Contribution To The Profession

Once I complete my Bachelors of Science in Nursing, my plans are to work at St. Francis Medical Center in Monroe, LA because the hospital believes in extending the ministry of Jesus Christ. As a new graduate, I’m sure I will only be able to work in certain departments, but I would eventually like to work in the pediatric unit. Once I become a pediatric nurse, I plan to join the Society for Pediatric Nurses because it is a “broad-based pediatric nursing organization founded for all nurses involved in the care of children and families” (Miles, 1996). I also plan to join Nurses Christian Fellowship because the organization will help me live out my personal relationship with God through nursing and interact with other nurses who have the same or similar beliefs. After at least 10 years as a pediatric nurse, I plan to return to graduate school to acquire a Doctorate of Nursing Practice. My area of concentration will be Pediatric Nurse Practitioner (PNP). I will work as a pediatric nurse practitioner following graduation; I am not sure about my geographical location after graduation. I also plan to join the National Association of Pediatric Nurse Practitioners.

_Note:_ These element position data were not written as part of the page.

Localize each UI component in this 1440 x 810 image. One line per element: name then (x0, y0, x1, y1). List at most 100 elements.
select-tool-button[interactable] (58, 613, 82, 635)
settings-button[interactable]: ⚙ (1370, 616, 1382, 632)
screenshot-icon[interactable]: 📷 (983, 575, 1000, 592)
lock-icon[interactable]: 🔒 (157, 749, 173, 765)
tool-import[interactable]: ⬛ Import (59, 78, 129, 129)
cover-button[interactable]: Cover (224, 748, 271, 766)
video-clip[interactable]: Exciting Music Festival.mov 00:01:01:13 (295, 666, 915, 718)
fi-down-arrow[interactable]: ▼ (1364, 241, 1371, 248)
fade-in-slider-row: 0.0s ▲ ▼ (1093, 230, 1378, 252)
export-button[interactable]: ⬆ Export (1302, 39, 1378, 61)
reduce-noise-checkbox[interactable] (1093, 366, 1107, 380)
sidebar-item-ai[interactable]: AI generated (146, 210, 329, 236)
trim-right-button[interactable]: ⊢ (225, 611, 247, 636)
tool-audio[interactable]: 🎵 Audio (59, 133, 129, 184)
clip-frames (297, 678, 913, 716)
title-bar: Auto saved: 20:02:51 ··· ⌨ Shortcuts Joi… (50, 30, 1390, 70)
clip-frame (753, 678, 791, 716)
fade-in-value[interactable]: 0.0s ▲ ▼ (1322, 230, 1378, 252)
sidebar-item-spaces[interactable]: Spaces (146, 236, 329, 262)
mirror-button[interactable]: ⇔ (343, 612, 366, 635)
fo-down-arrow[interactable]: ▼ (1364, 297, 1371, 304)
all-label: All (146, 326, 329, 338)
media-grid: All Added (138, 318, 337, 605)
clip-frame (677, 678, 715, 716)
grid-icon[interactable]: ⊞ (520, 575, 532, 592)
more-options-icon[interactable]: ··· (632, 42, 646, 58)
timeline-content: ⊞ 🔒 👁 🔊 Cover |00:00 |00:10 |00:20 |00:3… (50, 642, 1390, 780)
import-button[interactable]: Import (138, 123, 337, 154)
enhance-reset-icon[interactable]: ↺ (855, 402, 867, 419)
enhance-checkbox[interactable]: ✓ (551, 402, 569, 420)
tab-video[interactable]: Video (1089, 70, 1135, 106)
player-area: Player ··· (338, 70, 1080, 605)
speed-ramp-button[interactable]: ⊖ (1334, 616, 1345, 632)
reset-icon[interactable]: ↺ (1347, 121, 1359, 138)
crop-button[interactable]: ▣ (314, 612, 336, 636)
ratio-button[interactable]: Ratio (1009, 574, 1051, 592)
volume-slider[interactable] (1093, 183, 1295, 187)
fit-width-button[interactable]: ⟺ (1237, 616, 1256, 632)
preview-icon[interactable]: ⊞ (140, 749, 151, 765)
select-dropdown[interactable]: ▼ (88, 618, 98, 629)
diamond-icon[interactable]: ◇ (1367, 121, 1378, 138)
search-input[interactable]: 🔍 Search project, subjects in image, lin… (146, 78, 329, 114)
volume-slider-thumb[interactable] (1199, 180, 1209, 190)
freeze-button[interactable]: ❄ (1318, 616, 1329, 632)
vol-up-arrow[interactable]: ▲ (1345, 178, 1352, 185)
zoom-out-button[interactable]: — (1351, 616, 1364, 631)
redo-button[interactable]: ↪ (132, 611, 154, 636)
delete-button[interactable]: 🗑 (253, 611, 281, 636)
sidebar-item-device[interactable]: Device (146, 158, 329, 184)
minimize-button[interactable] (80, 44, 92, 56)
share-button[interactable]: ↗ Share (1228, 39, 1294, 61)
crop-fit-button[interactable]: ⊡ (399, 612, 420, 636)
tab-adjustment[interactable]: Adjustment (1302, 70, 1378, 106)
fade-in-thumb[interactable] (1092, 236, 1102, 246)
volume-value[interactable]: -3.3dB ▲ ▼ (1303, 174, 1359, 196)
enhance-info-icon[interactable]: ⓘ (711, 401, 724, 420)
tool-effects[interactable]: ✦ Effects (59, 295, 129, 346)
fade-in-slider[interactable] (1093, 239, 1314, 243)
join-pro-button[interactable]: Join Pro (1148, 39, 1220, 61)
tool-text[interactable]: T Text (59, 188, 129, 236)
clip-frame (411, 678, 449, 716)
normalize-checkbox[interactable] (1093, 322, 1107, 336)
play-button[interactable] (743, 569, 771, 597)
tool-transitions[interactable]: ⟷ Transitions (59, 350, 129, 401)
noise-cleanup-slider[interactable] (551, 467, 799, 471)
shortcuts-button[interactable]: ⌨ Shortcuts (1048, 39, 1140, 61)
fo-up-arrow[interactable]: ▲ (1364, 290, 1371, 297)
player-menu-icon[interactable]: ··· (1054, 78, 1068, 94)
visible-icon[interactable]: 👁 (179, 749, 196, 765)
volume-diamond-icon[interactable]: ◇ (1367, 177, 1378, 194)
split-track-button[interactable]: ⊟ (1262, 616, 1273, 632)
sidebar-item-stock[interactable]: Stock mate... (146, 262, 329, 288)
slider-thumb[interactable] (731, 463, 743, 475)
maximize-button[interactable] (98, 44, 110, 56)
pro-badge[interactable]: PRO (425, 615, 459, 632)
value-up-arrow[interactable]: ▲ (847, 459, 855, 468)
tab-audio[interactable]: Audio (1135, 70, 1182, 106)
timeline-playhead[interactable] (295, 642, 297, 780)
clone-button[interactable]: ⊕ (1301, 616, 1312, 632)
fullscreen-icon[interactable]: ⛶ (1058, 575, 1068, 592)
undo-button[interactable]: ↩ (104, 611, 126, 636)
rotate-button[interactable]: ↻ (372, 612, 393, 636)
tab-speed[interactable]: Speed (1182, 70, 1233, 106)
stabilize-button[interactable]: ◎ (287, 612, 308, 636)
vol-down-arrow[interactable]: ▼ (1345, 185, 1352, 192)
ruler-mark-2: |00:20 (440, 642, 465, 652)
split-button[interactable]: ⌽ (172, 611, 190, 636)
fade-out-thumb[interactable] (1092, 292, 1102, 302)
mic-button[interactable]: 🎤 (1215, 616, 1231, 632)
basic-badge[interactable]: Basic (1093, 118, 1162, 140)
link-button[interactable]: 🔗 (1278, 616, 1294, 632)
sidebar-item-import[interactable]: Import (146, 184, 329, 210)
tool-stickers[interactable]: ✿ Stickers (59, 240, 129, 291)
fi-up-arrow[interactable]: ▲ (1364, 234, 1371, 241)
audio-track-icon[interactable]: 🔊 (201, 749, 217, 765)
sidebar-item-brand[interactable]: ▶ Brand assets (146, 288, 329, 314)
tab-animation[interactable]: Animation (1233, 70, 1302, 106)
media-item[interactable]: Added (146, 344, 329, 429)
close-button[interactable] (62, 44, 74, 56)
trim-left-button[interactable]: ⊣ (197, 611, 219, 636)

My ultimate goal is to open a pediatric after hour’s clinic, perhaps in my home town of Monroe, LA. Also, I plan to remain a nurse citizen, regardless of my location, and exercise my voting rights and encourage others to voice their opinion as well.

Conclusion

I have provided my definition of the nursing profession and the mission of nursing. This paper required deep self reflection. Thus, it is no surprise that my personal beliefs and experiences served as influential factors. Analyses of nurse theorists allowed me to explore assumptions and evidence-based research about the profession and helped me further understand the profession that will one day be an integral part of my daily life. I believe it is necessary to develop a personal definition of nursing.